When building a custom gaming PC, it’s important to choose components that work well together to avoid performance bottlenecks. A bottleneck occurs when one component, like the CPU or GPU, limits the performance potential of the other components.Online bottleneck calculators aim to help identify potential bottlenecks, but they have significant limitations. Here’s what you need to know about using bottleneck calculators for your custom PC build.
How Bottleneck Calculators Work
Bottleneck calculators, like those from PC Builds and CPU Agent, allow you to input a CPU and GPU combination. They then estimate the relative performance of the CPU vs GPU to predict if either component will significantly bottleneck the other.Most calculators let you specify the target resolution (e.g. 1080p vs 4K) and workload type (e.g. gaming vs productivity) to refine the bottleneck prediction. The calculators use benchmark data to generate a bottleneck percentage for the given hardware combination and workload.
Limitations of Bottleneck Calculators
While bottleneck calculators can provide a rough starting point, they have major limitations:
- Inaccurate predictions: The bottleneck percentages are synthetic estimates that often don’t match real-world performance. Actual bottlenecks vary significantly based on the specific game/application, graphics settings used, and the benchmark scene.

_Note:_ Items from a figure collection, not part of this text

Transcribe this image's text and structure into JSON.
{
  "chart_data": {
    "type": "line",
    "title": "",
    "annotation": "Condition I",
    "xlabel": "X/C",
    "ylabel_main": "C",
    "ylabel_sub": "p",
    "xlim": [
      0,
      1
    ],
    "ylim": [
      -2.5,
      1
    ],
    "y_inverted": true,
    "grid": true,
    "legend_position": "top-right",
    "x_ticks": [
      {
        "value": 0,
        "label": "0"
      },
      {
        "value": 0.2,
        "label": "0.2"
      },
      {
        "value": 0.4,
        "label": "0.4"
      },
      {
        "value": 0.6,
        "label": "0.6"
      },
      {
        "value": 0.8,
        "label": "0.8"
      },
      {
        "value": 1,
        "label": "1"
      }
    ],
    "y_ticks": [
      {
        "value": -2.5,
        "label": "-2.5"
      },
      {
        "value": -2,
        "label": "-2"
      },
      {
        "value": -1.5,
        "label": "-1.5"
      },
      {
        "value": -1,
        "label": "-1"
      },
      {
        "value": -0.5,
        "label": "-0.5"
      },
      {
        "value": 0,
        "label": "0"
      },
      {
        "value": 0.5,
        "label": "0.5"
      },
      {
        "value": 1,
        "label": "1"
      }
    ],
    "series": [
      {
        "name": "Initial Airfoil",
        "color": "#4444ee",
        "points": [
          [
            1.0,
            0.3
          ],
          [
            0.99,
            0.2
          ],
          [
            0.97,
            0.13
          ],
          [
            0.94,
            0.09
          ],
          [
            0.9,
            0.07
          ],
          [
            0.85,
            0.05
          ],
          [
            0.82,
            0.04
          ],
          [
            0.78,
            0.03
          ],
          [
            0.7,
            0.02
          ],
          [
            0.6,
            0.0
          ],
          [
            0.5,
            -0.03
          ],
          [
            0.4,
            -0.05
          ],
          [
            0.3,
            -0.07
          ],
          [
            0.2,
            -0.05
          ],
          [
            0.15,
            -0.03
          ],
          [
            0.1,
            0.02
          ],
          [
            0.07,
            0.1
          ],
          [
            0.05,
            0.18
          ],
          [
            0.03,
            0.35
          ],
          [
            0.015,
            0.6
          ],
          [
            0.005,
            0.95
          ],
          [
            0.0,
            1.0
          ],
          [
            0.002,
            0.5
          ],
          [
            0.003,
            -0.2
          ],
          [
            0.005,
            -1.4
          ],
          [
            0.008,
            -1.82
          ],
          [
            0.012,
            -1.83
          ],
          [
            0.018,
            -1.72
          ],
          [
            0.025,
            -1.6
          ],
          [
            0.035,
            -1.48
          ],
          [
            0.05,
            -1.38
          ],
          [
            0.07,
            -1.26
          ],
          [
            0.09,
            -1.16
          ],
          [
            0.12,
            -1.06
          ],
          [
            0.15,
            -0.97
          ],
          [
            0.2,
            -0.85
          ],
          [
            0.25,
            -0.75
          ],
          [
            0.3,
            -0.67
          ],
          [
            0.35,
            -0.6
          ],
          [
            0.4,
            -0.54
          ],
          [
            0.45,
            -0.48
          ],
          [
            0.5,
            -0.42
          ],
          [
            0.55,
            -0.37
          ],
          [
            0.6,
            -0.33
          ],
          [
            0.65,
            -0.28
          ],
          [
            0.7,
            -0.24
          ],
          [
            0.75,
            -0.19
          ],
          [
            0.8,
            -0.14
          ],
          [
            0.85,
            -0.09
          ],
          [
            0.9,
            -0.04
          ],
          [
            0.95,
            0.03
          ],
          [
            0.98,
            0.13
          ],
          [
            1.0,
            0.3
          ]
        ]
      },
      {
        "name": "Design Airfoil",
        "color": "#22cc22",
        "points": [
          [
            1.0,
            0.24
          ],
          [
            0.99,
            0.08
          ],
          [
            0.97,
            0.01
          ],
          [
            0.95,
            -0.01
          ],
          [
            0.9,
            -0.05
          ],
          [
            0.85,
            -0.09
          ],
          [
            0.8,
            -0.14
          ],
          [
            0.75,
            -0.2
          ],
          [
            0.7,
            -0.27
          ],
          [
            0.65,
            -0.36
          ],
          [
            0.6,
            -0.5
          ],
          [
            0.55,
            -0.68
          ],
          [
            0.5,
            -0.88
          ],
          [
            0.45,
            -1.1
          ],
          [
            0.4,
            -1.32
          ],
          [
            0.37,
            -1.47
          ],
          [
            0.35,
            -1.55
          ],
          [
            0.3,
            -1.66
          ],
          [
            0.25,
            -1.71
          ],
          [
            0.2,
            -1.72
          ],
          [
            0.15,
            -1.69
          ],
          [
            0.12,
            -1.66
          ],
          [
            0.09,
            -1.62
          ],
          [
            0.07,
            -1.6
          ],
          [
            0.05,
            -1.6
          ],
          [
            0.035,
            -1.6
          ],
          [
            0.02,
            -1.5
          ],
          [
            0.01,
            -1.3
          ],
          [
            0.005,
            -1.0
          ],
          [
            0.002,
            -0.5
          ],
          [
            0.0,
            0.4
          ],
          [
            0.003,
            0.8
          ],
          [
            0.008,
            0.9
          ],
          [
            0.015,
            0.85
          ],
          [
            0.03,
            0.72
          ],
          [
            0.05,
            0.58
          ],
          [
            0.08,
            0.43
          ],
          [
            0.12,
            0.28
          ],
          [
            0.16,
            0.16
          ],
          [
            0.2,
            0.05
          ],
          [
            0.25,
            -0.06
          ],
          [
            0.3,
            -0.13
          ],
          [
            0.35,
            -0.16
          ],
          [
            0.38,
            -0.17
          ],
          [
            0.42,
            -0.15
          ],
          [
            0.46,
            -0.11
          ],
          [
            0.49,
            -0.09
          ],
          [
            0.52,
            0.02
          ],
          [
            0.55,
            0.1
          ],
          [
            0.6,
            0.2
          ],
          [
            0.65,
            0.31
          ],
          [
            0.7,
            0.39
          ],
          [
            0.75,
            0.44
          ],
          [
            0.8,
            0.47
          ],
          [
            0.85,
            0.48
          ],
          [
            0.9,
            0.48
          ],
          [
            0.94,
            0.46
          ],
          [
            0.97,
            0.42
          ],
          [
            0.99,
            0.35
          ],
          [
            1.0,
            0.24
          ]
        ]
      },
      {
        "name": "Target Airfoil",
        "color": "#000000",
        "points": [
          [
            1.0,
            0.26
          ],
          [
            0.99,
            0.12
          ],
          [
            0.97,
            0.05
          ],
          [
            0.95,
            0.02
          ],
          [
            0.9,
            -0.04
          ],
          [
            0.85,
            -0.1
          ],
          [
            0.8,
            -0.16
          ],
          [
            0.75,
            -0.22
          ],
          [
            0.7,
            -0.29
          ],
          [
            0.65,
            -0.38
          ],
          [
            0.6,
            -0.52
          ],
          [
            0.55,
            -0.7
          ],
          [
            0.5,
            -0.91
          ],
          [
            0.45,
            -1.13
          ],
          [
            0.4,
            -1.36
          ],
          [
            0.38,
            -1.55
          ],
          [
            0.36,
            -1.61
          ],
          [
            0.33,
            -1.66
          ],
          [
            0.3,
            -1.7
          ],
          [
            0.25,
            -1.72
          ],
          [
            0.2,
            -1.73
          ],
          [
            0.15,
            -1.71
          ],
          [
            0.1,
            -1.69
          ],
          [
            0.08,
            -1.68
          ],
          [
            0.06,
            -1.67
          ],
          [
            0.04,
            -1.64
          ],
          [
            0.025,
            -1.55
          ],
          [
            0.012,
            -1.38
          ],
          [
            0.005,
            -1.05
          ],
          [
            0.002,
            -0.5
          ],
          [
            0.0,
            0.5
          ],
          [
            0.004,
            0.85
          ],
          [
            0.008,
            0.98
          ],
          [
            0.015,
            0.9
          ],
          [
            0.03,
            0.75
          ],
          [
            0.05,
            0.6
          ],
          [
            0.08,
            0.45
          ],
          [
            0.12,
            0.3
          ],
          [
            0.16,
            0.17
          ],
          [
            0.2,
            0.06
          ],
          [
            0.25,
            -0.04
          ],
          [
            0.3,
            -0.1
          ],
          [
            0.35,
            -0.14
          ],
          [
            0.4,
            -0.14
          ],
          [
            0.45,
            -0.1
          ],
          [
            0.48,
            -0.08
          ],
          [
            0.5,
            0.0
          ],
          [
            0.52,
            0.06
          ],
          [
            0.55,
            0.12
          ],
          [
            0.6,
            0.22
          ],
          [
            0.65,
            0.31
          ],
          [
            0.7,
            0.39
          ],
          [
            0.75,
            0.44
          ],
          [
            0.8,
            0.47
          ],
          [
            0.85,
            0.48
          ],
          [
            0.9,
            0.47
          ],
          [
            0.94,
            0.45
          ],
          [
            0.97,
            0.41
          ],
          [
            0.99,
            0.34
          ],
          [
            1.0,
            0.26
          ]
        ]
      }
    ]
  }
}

- Incomplete system info: Calculators only look at CPU and GPU, ignoring other impactful components like RAM speed/capacity, storage, and cooling that affect bottlenecks.
- Questionable data sources: Many calculators allow users to submit their own benchmark results, making the underlying data set unreliable.
- Misleading upgrade recommendations: Calculators may suggest expensive and unnecessary upgrades, like recommending a 12-core CPU over a 6-core for gaming when extra cores provide no benefit.
As one Reddit user put it, “bottleneck calculators are trash” and “only exist to scare you into buying from affiliate links”. While that may be an exaggeration, it’s clear bottleneck calculators are far from definitive.
Making Informed Decisions for Your Custom PC
Instead of relying on bottleneck calculators, it’s best to research benchmark results from reputable sources for the types of games and applications you plan to run. Look for CPU and GPU benchmarks at your target resolution and settings.Ideally, pair your CPU and GPU so that both are utilized over 90% in demanding scenarios. Some bottlenecking is expected and normal. The key is avoiding extreme bottlenecks, like pairing a high-end GPU with an entry-level CPU.Be sure to choose a balanced overall system with sufficient RAM capacity and speed, an SSD, and quality cooling. Don’t forget a variable refresh rate monitor to reduce stuttering from minor CPU bottlenecks.
Conclusion
While bottleneck calculators promise a simple answer, the reality of PC building is more nuanced. Component interactions are complex and vary based on workload. Use bottleneck calculators as a starting point if you must, but put more weight on real-world benchmarks and system balance. With proper research, you can build a custom PC that performs to your expectations without wasting money on unnecessary components.